Maybe a REALLY nice HS828, like this one? https://hudsonvalley.craigslist.org/grd/d/honda-hs828-snowblower-snow/6731313162.html

Or an HS724: https://newjersey.craigslist.org/grd/d/honda-hs724-snowblower-snow/6730700543.html

Or: https://newjersey.craigslist.org/for/d/honda-hs724-snow-blower-track/6723335556.html

Or if you REALLY want an HS55: https://hartford.craigslist.org/grd/d/hs-55-honda-snowblower/6723222615.html


----------



## lucyred62 (Oct 26, 2018)

orangputeh said:


> well , buy next summer when prices are cheap. the old 50's and 55's are 34-35 years old and a lot of parts are obsolete. i would get 624 or 724.in the summer.
> 
> there are other good cheaper choices....ariens, toro, etc. do your homework and use the search function here as this question is asked at least once a day. ..."which blower should i buy?"


Thanks for the advice. Yeah, I think I will wait if I can't find anything right now. I can see now from peoples responses that this guy is charging too much money. I have looked into a few other models. There are a few good ones out there. I guess I will keep all of my options opened.


----------



## lucyred62 (Oct 26, 2018)

tabora said:


> Maybe a REALLY nice HS828, like this one? https://hudsonvalley.craigslist.org/grd/d/honda-hs828-snowblower-snow/6731313162.html
> 
> Or an HS724: https://newjersey.craigslist.org/grd/d/honda-hs724-snowblower-snow/6730700543.html
> 
> ...


Thank you so much for finding those for me. I contacted a few, so we shall see. Thanks again!


----------



## orangputeh (Nov 24, 2016)

lucyred62 said:


> Thanks for the advice. Yeah, I think I will wait if I can't find anything right now. I can see now from peoples responses that this guy is charging too much money. I have looked into a few other models. There are a few good ones out there. I guess I will keep all of my options opened.

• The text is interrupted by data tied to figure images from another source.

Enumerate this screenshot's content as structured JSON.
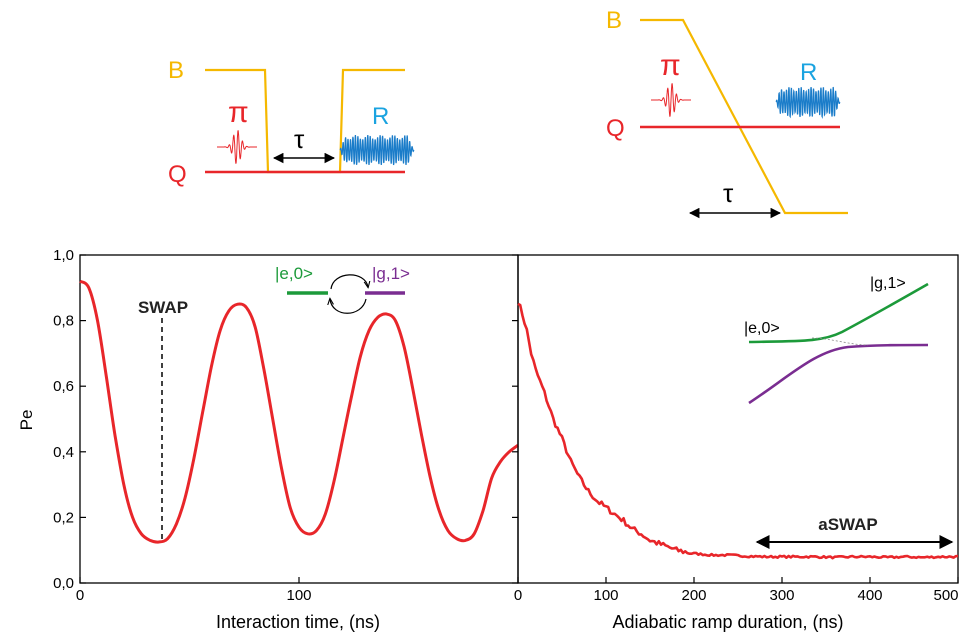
{
  "colors": {
    "flux": "#f5b800",
    "qubit": "#e8262a",
    "pulse_pi": "#e8262a",
    "pulse_r": "#1a7cc9",
    "label_r": "#1aa3e0",
    "state_e0": "#1c9a3a",
    "state_g1": "#7a2d91",
    "data": "#e8262a",
    "axis": "#000000"
  },
  "top_left_schematic": {
    "flux_label": "B",
    "qubit_label": "Q",
    "pi_label": "π",
    "readout_label": "R",
    "tau_label": "τ"
  },
  "top_right_schematic": {
    "flux_label": "B",
    "qubit_label": "Q",
    "pi_label": "π",
    "readout_label": "R",
    "tau_label": "τ"
  },
  "chart_data": [
    {
      "type": "line",
      "xlabel": "Interaction time,   (ns)",
      "ylabel": "Pe",
      "xlim": [
        0,
        200
      ],
      "ylim": [
        0,
        1.0
      ],
      "x_ticks": [
        0,
        100
      ],
      "x_tick_labels": [
        "0",
        "100"
      ],
      "y_ticks": [
        0,
        0.2,
        0.4,
        0.6,
        0.8,
        1.0
      ],
      "y_tick_labels": [
        "0,0",
        "0,2",
        "0,4",
        "0,6",
        "0,8",
        "1,0"
      ],
      "annotations": [
        {
          "text": "SWAP",
          "x": 35
        }
      ],
      "inset": {
        "state_left": "|e,0>",
        "state_right": "|g,1>"
      },
      "series": [
        {
          "x": [
            0,
            4,
            8,
            12,
            16,
            20,
            24,
            28,
            32,
            36,
            40,
            44,
            48,
            52,
            56,
            60,
            64,
            68,
            72,
            76,
            80,
            84,
            88,
            92,
            96,
            100,
            104,
            108,
            112,
            116,
            120,
            124,
            128,
            132,
            136,
            140,
            144,
            148,
            152,
            156,
            160,
            164,
            168,
            172,
            176,
            180,
            184,
            188,
            192,
            196,
            200
          ],
          "y": [
            0.92,
            0.9,
            0.8,
            0.63,
            0.45,
            0.3,
            0.2,
            0.15,
            0.13,
            0.125,
            0.135,
            0.18,
            0.26,
            0.38,
            0.52,
            0.66,
            0.77,
            0.83,
            0.85,
            0.84,
            0.78,
            0.65,
            0.5,
            0.35,
            0.23,
            0.17,
            0.15,
            0.16,
            0.21,
            0.31,
            0.44,
            0.57,
            0.69,
            0.77,
            0.81,
            0.82,
            0.8,
            0.72,
            0.59,
            0.45,
            0.32,
            0.22,
            0.16,
            0.135,
            0.13,
            0.15,
            0.22,
            0.32,
            0.37,
            0.4,
            0.42
          ]
        }
      ]
    },
    {
      "type": "line",
      "xlabel": "Adiabatic ramp duration,   (ns)",
      "xlim": [
        0,
        500
      ],
      "ylim": [
        0,
        1.0
      ],
      "x_ticks": [
        0,
        100,
        200,
        300,
        400,
        500
      ],
      "x_tick_labels": [
        "0",
        "100",
        "200",
        "300",
        "400",
        "500"
      ],
      "annotations": [
        {
          "text": "aSWAP",
          "x_range": [
            270,
            500
          ],
          "y": 0.12
        }
      ],
      "inset": {
        "state_upper": "|g,1>",
        "state_lower": "|e,0>"
      },
      "series": [
        {
          "x": [
            0,
            5,
            10,
            15,
            20,
            30,
            40,
            50,
            60,
            70,
            80,
            90,
            100,
            110,
            120,
            130,
            140,
            150,
            160,
            170,
            180,
            190,
            200,
            220,
            240,
            260,
            280,
            300,
            320,
            340,
            360,
            380,
            400,
            420,
            440,
            460,
            480,
            500
          ],
          "y": [
            0.86,
            0.82,
            0.77,
            0.7,
            0.65,
            0.58,
            0.5,
            0.44,
            0.37,
            0.32,
            0.28,
            0.25,
            0.23,
            0.21,
            0.19,
            0.165,
            0.15,
            0.13,
            0.12,
            0.11,
            0.1,
            0.095,
            0.09,
            0.085,
            0.085,
            0.082,
            0.08,
            0.08,
            0.08,
            0.08,
            0.078,
            0.08,
            0.08,
            0.078,
            0.08,
            0.078,
            0.08,
            0.08
          ]
        }
      ]
    }
  ]
}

well he may be charging a lot but he may get it this time of year. if he has patience he WILL get his price when it is snowing.


----------



## Hwatt (Apr 26, 2020)

My question about the Honda HS50 Track edition are they worth it to repair or replace? The one I use runs good but I kind of want to squeeze a few more years out of it.


----------



## orangputeh (Nov 24, 2016)

Hwatt said:


> My question about the Honda HS50 Track edition are they worth it to repair or replace? The one I use runs good but I kind of want to squeeze a few more years out of it.


I love the old HS50. But if it breaks it may be all done. Some parts are NLA ( no longer available ) and if a part breaks in the final drive gearbox your blower will end up being a lawn ornament. You may find some of these parts on Ebay but they cost as much as the machine is worth.

I have 5 HS 50's for parts to help other people with repairs. However 4 of them do not drive because of a bad gearbox. The only thing I can recommend is to not suck up anything hard in augers and risk breaking something. Also I do all the repairs myself on these old Honda's. The 2 Honda dealers around here won't even touch the HS50's anymore because of parts availability.

Do you have any pictures? Here is mine. Had to transfer the engine and handlebars from one machine to a good drive chassis. Like I said the parts for the final drive are NLA and even if they were the time would not be worth it. The pic is on the other laptop.


----------